Outer Darkness #10 Ramps Up The Tension In Style Ahead Of The Season Finale

by Olly MacNamee

(+++Warning, this review contains spoilers for Outer Darkness #10+++)

John Layman and Afu Chan’s sci-fi/horror mash-up, Outer Darkness, continues to entertain the horror fan in me as issue by issue Layman homages some of horror’s greatest storylines and humanity’s fears as The Charon continues its journey to Sagittarius Alpha. Like other issues, this is a done-in-one story ahead of the last two issue of this first season. And, again like previous issues, the opener of this issue throws us, the reader, into perplexity, even if the front cover gives you a damn good idea of the kind of story this will be. The Day of The Triffids, Invasion of The Body Snatchers and other vegetive horrors will all come to mind as you read through this book which makes no pretence of hiding the main evil of this particularly unsavoury tale. The Captain’s Log on this particular journey across space would make riveting, if not chilling, reading given the horrors Captain Rigg and his disgruntled crew have witnessed this far.

With the crew enslaved by a mysterious alien plant that enrages its victims as they are put into a heavy coma, we not only witness the violence tendencies of each one, but within this shared nightmare, truths are told. And, once out, there’s no taking them back. All this, and it would seem the Hag’s cat’s missing too!

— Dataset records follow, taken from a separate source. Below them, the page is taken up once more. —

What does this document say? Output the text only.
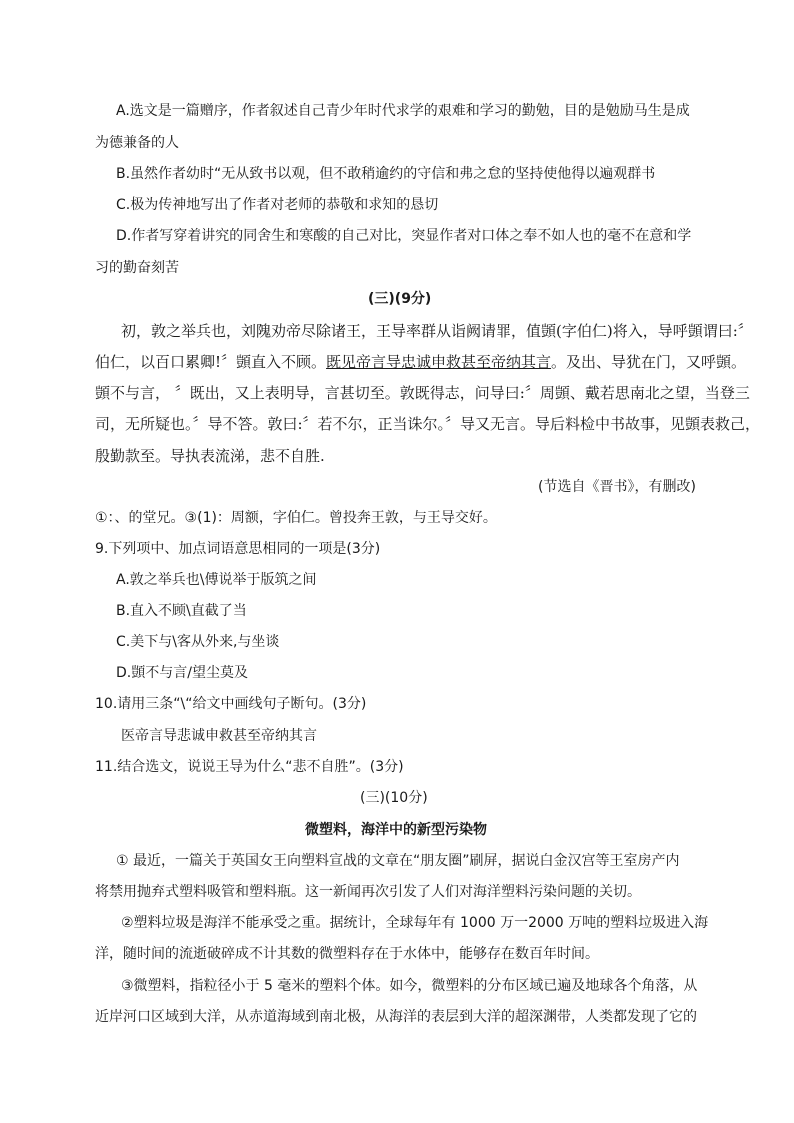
A.选文是一篇赠序，作者叙述自己青少年时代求学的艰难和学习的勤勉，目的是勉励马生是成
为德兼备的人
B.虽然作者幼时“无从致书以观，但不敢稍逾约的守信和弗之怠的坚持使他得以遍观群书
C.极为传神地写出了作者对老师的恭敬和求知的恳切
D.作者写穿着讲究的同舍生和寒酸的自己对比，突显作者对口体之奉不如人也的毫不在意和学
习的勤奋刻苦
(三)(9分)
初，敦之举兵也，刘隗劝帝尽除诸王，王导率群从诣阙请罪，值顗(字伯仁)将入，导呼顗谓曰:〞
伯仁，以百口累卿!〞顗直入不顾。既见帝言导忠诚申救甚至帝纳其言。及出、导犹在门，又呼顗。
顗不与言， 〞既出，又上表明导，言甚切至。敦既得志，问导曰:〞周顗、戴若思南北之望，当登三
司，无所疑也。〞导不答。敦曰:〞若不尔，正当诛尔。〞导又无言。导后料检中书故事，见顗表救己，
殷勤款至。导执表流涕，悲不自胜.
(节选自《晋书》，有删改)
①：、的堂兄。③(1)：周额，字伯仁。曾投奔王敦，与王导交好。
9.下列项中、加点词语意思相同的一项是(3分)
A.敦之举兵也\傅说举于版筑之间
B.直入不顾\直截了当
C.美下与\客从外来,与坐谈
D.顗不与言/望尘莫及
10.请用三条“\“给文中画线句子断句。(3分)
医帝言导悲诚申救甚至帝纳其言
11.结合选文，说说王导为什么“悲不自胜”。(3分)
(三)(10分)
微塑料，海洋中的新型污染物
① 最近，一篇关于英国女王向塑料宣战的文章在“朋友圈”刷屏，据说白金汉宫等王室房产内
将禁用抛弃式塑料吸管和塑料瓶。这一新闻再次引发了人们对海洋塑料污染问题的关切。
②塑料垃圾是海洋不能承受之重。据统计，全球每年有 1000 万一2000 万吨的塑料垃圾进入海
洋，随时间的流逝破碎成不计其数的微塑料存在于水体中，能够存在数百年时间。
③微塑料，指粒径小于 5 毫米的塑料个体。如今，微塑料的分布区域已遍及地球各个角落，从
近岸河口区域到大洋，从赤道海域到南北极，从海洋的表层到大洋的超深渊带，人类都发现了它的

There’s less comical moments in this book as the serious nature of the tensions that have been allowed to boil up across the series come to a head and set things in motion for what would seem to be a very unpleasant wind up of this first season over the next few issues. In fact, it’s a downright ultra-violent issue that sees even the mild-mannered Soreena Parakash loses it too. It certainly helps ramp up the tension ahead of the closing two issues of this first season.

Chan’s slick, clean economic art style continues to give this whole venture a faint nostalgic whiff of sci-fi from yesteryear but with a very modern design flair informing it all too. It’s both reverential of the past it intends to homage, while forging a distinctive style fo its own too as we continue to explore the universe of Layman and Chan as it unfolds.

Two more issue and the threat of upturning the status quo? Nothing I haven’t come to expect from Layman’s storytelling in the past. Who will win, lose or die is still all up in the are. And, what awaits them at the end of this already horrific journeys can’t be good either? Roll on the next two issues!

Outer Darkness #10 is out now from Image/Skybound.